Ce très long texte composé de sept chapitres revient sur toutes les thématiques pratiques de la vocation particulière de l’évêque telles qu’elles ont été étudiées durant le synode, de la collégialité à la juridiction en passant par la mission. Mais le pape insiste particulièrement sur la dimension spirituelle de celui qui est avant tout «prophète courageux, témoin crédible et serviteur fidèle du Christ». Au fil de ces pages et contrairement à son habitude, Jean Paul II ne fait aucune allusion son expérience personnelle. Un livre témoignage sur son expérience épiscopale devait sortir à l’occasion du jubilé d’argent de son pontificat, mais aucune information n’est actuellement délivrée au Vatican à ce sujet.
Les sept chapitres de ce document ressemblent à une catéchèse à l’attention des évêques, reprenant systématiquement les points essentiels de leur ministère. Le premier, «mystère et ministère de l’évêque», définit globalement les fondements de la mission épiscopale. Le second, «la vie spirituelle de l’évêque», passe en revue les points clefs, de la prière à la chasteté, en passant par la vertu d’obéissance et l’esprit de pauvreté. Le troisième, «maître de la foi et héraut de la parole», oriente l’évêque en direction de la mission. Le quatrième, «ministre de la grâce du ministère suprême», s’attarde sur sa responsabilité en matière liturgique et spirituelle. Le cinquième, «le gouvernement pastoral de l’évêque», est une suite logique du précédent et insiste particulièrement sur la formation des futurs prêtres ainsi que sur la famille. Le sixième chapitre, «dans la communion des Eglises», dépasse les frontières du diocèse pour aborder le thème de la collégialité, des Conférences épiscopales, des relations avec la curie et du fonctionnement particulier des Eglises orientales. Enfin, le dernier et septième chapitre, «l’évêque face aux défis actuels», est une sorte de cahier des charges sociales de l’évêque, décrivant le cadre et les frontières de son action.
Climat d’incertitudes
La Xe assemblée générale du synode des évêques s’est tenue du 30 septembre au 27 octobre 2001, à quelques semaines des attentats contre les Etats-Unis, dans un climat international extrêmement tendu. «Dans le coeur des pères du synode, rappelle ainsi Jean Paul II dans l’introduction, résonnait encore l’écho des terribles événements du 11 septembre 2001, avec leur douloureux cortège d’innombrables victimes innocentes et l’apparition dans le monde de nouvelles et très graves situations d’incertitude et de peur pour la civilisation humaine elle-même et pour la convivialité pacifique entre les pays. Se profilaient alors de nouveaux horizons de guerre et de mort qui, s’ajoutant aux situations de conflits déjà en cours, montraient l’urgence et la nécessité de supplier le Prince de la Paix, afin que le coeur des hommes s’ouvre à nouveau à la réconciliation, à la solidarité et à la paix».

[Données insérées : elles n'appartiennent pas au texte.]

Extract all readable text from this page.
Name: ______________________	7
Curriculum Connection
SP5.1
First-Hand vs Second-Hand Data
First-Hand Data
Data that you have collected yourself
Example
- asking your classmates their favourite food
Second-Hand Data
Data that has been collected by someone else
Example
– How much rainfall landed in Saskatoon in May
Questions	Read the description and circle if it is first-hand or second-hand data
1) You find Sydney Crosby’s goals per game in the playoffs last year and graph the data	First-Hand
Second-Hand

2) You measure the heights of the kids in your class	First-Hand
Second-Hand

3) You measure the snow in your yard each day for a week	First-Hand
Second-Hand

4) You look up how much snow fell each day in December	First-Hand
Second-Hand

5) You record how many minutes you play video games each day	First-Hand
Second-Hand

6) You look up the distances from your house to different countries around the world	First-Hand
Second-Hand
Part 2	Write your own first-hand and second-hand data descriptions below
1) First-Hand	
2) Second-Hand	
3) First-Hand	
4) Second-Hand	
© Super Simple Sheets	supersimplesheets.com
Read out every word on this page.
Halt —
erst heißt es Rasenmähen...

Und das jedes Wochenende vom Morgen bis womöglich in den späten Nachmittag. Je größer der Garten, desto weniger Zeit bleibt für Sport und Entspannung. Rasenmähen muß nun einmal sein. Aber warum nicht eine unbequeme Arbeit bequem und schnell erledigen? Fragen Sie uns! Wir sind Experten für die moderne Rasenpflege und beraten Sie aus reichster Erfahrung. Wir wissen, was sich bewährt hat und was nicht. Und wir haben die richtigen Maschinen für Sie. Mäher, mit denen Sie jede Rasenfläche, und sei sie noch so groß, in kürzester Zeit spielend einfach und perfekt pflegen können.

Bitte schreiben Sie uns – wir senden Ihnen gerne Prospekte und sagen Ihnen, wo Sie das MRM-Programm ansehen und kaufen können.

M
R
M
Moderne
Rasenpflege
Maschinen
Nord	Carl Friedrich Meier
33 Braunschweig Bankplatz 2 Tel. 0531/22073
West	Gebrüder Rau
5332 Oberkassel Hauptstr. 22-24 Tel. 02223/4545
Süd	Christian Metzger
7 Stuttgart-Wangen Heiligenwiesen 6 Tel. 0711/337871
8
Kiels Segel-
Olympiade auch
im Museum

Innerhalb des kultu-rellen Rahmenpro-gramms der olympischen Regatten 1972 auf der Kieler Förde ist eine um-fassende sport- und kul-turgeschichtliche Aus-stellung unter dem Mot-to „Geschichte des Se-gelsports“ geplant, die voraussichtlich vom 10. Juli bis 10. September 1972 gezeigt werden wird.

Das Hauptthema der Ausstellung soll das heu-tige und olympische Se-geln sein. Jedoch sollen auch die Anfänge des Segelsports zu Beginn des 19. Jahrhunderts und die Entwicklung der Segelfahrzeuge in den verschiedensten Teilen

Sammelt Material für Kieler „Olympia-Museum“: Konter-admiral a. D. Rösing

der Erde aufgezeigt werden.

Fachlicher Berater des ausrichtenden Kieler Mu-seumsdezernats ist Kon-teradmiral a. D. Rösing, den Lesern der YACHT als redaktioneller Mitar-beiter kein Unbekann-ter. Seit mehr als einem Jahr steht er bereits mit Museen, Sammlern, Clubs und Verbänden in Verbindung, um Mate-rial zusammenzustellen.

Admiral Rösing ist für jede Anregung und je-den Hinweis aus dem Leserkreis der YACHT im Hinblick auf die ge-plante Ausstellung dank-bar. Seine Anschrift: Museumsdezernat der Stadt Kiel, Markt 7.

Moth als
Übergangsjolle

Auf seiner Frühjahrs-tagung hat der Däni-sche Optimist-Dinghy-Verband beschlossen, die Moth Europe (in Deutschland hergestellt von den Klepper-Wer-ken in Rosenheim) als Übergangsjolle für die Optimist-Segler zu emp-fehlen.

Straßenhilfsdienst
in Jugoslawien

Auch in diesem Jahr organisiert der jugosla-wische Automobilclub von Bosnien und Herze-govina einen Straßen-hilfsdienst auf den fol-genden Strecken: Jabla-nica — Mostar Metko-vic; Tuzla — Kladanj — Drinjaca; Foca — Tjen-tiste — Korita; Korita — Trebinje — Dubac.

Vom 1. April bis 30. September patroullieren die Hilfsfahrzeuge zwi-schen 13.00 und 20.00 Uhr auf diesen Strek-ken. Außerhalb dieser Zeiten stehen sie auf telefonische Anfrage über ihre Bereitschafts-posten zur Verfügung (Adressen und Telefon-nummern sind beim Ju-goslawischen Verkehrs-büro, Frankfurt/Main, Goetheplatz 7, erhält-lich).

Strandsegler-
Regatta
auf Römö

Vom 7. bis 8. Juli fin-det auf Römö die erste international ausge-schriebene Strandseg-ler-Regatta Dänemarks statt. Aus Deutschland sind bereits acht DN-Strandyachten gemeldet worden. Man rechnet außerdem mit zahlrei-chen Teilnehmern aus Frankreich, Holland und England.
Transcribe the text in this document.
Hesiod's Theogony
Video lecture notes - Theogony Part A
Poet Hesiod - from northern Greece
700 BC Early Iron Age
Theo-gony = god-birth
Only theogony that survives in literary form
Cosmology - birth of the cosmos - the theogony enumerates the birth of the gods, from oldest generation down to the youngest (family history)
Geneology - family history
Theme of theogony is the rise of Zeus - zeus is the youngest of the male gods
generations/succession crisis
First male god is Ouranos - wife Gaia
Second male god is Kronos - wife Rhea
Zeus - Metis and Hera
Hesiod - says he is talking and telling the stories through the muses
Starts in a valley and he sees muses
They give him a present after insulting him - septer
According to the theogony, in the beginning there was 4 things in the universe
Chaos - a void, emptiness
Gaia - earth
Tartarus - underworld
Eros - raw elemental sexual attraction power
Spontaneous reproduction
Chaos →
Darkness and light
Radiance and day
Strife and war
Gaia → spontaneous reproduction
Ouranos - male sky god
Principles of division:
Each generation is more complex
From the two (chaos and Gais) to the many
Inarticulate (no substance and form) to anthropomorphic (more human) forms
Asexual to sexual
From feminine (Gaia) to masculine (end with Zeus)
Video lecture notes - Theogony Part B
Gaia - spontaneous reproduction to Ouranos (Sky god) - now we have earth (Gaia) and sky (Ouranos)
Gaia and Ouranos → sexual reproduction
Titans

Le pape insiste alors sur l’attitude de l’assemblée synodale qui a «élevé la voix pour condamner toute forme de violence et pour en montrer les racines les plus profondes dans le péché de l’homme. Devant l’échec des espoirs humains qui, en se fondant sur des idéologies matérialistes et immanentistes, et sur des idéologies liées à l’économie, prétendent tout mesurer à l’aune de l’efficacité et de rapports de force ou de marché, les pères synodaux ont réaffirmé leur conviction que seuls la lumière du Ressuscité et le souffle de l’Esprit Saint aident l’homme à fonder ses attentes sur l’espérance qui ne déçoit pas».
Jean Paul II profite de ce contexte et de la permanence des tensions pour relancer un appel à la paix dans son exhortation. « En effet, note-t- il ainsi au chapitre 6, les foyers de conflits hérités du siècle précédent et du millénaire tout entier sont toujours actifs. Les conflits locaux ne manquent pas non plus, qui créent de profondes lacérations entre les cultures et les nationalités. Et comment se taire face aux fondamentalismes religieux, toujours ennemis du dialogue et de la paix ? En de nombreuses régions du monde, la terre ressemble à une poudrière, prête à exploser et à déverser sur la famille humaine d’immenses douleurs ».
Origine et causes des conflits
Au chapitre 7, il insiste avec force sur les origines et les conséquences sociales de ces conflits. « La guerre des puissants contre les faibles a, aujourd’hui plus qu’hier, ouvert de profondes divisions entre les riches et les pauvres. Les pauvres sont légion ! À l’intérieur d’un système économique injuste, marqué par des dissonances structurelles très fortes, la situation des marginaux s’aggrave de jour en jour. Nombreuses sont les régions du monde où l’on a faim aujourd’hui, tandis qu’ailleurs règne l’opulence. Ce sont surtout les pauvres, les jeunes et les réfugiés qui sont les victimes de ces disparités dramatiques. La femme elle-même, en de nombreux endroits, est rabaissée dans sa dignité de personne, victime d’une culture hédoniste et matérialiste ».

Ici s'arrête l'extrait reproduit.